На оглашение приговора я не пошла. В перерыве меня ждал разговор с Чарльзом, после которого отпало всякое желание видеть рожи всех участников судебного процесса. Нет, это не Чарльз так расстроил меня. Просто я решила: хватит в моей жизни этой грязи. Да и поберечься надо. Срок уже был не маленький, и любое нервное напряжение сказывалось на моём ребёнке. Малыш каждый задаваемый мне вопрос молотил ножками, выказывая своё недовольство маминым состоянием. Не дай бог, и начались бы преждевременные роды прямо в зале суда. Да, и после нашего разговора Чарльз тоже воспротивился моему присутствию там.
Так о чём мы говорили в коридоре суда? Мистер Льюис сделал мне предложение, от которого я не смогла отказаться. Теперь не смогла…
Слишком многое изменилось в моей жизни.
- Я люблю тебя, Натали, и хочу, чтобы ты стала моей женой, - вот так, без прелюдий и долгих объяснений, сказал Чарльз.

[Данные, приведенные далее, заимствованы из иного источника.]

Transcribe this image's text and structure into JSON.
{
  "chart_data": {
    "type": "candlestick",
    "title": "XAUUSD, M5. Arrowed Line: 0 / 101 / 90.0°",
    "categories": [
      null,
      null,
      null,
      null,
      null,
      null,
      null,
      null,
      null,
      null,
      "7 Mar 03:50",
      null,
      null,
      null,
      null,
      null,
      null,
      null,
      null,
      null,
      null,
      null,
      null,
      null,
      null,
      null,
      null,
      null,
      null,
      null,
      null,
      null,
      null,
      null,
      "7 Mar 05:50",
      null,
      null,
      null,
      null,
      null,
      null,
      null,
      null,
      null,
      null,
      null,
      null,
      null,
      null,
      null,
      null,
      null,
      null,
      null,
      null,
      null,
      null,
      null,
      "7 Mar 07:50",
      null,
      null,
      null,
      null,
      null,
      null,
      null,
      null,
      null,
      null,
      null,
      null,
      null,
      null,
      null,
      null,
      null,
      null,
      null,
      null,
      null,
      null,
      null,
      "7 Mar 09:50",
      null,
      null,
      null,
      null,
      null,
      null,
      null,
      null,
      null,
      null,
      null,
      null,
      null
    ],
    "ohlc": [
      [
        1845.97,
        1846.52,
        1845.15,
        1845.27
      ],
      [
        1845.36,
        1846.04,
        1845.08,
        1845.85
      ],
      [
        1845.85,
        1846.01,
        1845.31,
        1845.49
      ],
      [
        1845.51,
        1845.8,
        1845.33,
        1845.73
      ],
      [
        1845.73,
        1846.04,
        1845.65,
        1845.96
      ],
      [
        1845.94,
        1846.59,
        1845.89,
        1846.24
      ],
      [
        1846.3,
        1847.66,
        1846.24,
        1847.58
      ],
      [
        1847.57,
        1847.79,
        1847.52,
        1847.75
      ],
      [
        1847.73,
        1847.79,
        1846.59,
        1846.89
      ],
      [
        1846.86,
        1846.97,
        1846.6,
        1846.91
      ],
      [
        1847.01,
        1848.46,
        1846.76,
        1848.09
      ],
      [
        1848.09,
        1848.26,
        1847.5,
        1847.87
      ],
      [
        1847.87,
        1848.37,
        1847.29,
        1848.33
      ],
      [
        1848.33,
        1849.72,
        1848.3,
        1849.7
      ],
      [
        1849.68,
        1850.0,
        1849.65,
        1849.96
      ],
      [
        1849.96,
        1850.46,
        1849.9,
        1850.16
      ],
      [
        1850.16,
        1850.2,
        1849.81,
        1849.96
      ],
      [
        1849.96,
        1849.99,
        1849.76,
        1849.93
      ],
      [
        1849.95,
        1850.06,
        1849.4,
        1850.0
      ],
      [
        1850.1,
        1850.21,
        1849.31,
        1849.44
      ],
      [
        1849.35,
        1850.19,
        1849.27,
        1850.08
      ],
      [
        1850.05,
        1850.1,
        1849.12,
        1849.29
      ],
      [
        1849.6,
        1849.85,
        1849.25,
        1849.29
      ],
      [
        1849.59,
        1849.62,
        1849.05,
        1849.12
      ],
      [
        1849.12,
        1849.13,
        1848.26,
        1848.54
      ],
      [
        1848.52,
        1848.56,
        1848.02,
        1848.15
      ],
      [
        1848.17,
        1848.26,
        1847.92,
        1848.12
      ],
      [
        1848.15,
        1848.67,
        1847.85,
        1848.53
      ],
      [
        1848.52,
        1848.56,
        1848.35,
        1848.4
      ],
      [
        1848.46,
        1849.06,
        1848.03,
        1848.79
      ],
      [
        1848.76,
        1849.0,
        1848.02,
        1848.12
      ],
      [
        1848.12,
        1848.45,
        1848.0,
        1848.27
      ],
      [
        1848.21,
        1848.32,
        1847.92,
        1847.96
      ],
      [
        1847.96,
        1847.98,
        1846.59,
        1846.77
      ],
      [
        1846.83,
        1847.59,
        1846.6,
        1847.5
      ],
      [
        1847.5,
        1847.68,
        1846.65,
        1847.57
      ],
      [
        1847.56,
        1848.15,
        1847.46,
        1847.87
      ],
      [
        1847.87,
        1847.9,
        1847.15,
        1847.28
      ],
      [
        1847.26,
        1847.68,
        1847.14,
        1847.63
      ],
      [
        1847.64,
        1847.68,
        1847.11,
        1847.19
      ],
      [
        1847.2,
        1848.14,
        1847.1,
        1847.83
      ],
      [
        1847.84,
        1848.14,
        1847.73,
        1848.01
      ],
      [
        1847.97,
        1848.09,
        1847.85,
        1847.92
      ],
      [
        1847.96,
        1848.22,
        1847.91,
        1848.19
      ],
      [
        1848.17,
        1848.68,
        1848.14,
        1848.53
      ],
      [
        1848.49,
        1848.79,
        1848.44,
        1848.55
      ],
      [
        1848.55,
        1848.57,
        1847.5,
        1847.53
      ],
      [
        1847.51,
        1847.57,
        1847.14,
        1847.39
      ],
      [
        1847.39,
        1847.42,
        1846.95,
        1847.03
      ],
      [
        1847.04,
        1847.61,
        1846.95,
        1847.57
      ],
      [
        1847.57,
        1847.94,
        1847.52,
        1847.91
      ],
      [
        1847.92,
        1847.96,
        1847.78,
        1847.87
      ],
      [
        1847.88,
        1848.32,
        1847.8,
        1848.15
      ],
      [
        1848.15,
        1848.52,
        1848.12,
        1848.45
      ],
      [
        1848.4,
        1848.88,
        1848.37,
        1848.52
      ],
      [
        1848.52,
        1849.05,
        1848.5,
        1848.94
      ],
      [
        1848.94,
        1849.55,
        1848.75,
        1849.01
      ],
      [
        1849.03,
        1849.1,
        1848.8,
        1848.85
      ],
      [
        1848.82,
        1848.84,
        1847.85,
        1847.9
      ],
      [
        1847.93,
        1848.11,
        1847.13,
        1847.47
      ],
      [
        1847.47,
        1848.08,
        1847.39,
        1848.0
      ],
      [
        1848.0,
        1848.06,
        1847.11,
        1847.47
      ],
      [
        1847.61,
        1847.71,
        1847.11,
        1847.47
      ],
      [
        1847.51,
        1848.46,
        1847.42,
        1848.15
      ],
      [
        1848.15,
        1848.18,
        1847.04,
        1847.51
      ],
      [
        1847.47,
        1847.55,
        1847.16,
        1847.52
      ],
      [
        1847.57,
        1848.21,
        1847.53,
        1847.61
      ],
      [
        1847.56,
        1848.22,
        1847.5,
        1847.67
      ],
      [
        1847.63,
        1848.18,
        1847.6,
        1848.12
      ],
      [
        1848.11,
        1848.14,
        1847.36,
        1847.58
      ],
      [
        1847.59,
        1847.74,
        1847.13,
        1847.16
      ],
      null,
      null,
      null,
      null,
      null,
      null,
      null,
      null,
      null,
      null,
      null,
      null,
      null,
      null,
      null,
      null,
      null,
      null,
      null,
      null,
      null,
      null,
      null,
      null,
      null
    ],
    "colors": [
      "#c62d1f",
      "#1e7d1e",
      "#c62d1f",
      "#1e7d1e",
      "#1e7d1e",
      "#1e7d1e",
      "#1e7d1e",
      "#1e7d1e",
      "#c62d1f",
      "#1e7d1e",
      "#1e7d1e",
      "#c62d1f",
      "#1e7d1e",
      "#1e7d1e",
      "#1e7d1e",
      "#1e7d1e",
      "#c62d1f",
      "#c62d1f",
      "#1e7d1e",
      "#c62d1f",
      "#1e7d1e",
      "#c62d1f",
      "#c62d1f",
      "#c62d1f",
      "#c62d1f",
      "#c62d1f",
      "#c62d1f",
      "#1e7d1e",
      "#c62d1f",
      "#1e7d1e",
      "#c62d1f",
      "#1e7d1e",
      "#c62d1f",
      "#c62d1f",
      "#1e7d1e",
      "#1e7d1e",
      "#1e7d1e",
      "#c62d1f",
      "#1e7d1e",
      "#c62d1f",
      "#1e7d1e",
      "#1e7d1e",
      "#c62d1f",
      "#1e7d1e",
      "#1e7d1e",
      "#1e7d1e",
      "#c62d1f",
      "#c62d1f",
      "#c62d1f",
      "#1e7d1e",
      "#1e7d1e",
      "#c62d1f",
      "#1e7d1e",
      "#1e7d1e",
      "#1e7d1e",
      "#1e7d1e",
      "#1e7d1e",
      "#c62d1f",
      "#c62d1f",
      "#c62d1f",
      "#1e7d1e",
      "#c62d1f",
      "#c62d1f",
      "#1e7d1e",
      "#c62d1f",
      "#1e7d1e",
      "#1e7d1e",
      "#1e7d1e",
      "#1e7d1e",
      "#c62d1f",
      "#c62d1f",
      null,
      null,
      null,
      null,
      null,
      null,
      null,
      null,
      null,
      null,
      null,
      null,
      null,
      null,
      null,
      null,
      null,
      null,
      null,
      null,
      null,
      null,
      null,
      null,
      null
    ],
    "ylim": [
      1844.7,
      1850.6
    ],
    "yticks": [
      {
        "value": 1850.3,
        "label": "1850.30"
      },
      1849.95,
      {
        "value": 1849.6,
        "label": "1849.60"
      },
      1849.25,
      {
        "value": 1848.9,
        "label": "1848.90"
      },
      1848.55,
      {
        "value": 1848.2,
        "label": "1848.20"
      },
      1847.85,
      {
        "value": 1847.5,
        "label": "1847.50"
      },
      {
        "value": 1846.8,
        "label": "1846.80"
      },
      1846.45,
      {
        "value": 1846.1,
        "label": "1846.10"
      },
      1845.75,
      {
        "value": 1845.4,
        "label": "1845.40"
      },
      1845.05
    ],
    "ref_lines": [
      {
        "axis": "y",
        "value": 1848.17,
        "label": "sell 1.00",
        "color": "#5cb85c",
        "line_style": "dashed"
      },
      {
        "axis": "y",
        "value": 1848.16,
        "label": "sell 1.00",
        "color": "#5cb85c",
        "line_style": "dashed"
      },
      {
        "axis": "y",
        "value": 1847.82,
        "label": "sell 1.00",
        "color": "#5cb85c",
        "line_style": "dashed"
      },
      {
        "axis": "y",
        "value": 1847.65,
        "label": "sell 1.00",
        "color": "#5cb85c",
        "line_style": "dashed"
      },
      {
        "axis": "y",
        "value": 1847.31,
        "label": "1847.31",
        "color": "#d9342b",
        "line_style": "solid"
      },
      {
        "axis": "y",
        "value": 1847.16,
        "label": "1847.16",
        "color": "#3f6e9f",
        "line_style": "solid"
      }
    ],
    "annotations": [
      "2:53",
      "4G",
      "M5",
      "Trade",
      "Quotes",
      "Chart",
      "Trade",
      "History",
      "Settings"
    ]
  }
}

- Как ты заметил, я беременна. И это не твой ребёнок.
В моём голосе не было энтузиазма. Скорее, обычное безразличие происходящим. Да, не скрою, поступок Чарльза в суде впечатлил меня, но не настолько, чтобы наспех выйти за него замуж.
- Я знаю, — ни на секунду не замешкался мистер Льюис и посмотрел мне в глаза, ища в них хоть какие-то чувства, кроме равнодушия.
Видя, что его не отпугивает ни моя подпорченная репутация, ни чужой ребёнок, мне пришлось сказать то, что обычно действует на мужчин отрезвляюще.
— Чарльз, я не люблю тебя. И вряд ли когда-нибудь смогу полюбить.
Он тяжело вздохнул и, собравшись с мыслями, опустился передо мной на одно колено.
— Знаешь, самые счастливые и крепкие семьи — это не те, где любят друг друга до безумия, а как раз таки те, в которых один любит, а другой позволяет себя любить. Натали, я буду любить. Слышишь, милая, я буду любить тебя. А ты лишь позволь мне быть счастливым, любя тебя. Натали, — его ладони коснулись моей руки и поднесли её к губам, — я счастлив, когда ты рядом со мной. Просто скажи «да», пожалуйста. Скажи «да», Натали.
Он шептал моё имя, целуя мою руку, а я туманно представляла себе нашу совместную жизнь. Почему-то я больше видела образ моего будущего сына, играющего на заднем дворе, чем Чарльза в качестве мужа. Он в моих мыслях мелькнул лишь раз, вернувшись с работы и поставив портфель на комод, и тут же сын с криком: «Папа!» бежит в его раскрытые объятья.
И мне хватило этого мгновения, чтобы еле слышно сказать:
- Да.
Чарльз… Может, и вправду, мы будем счастливы.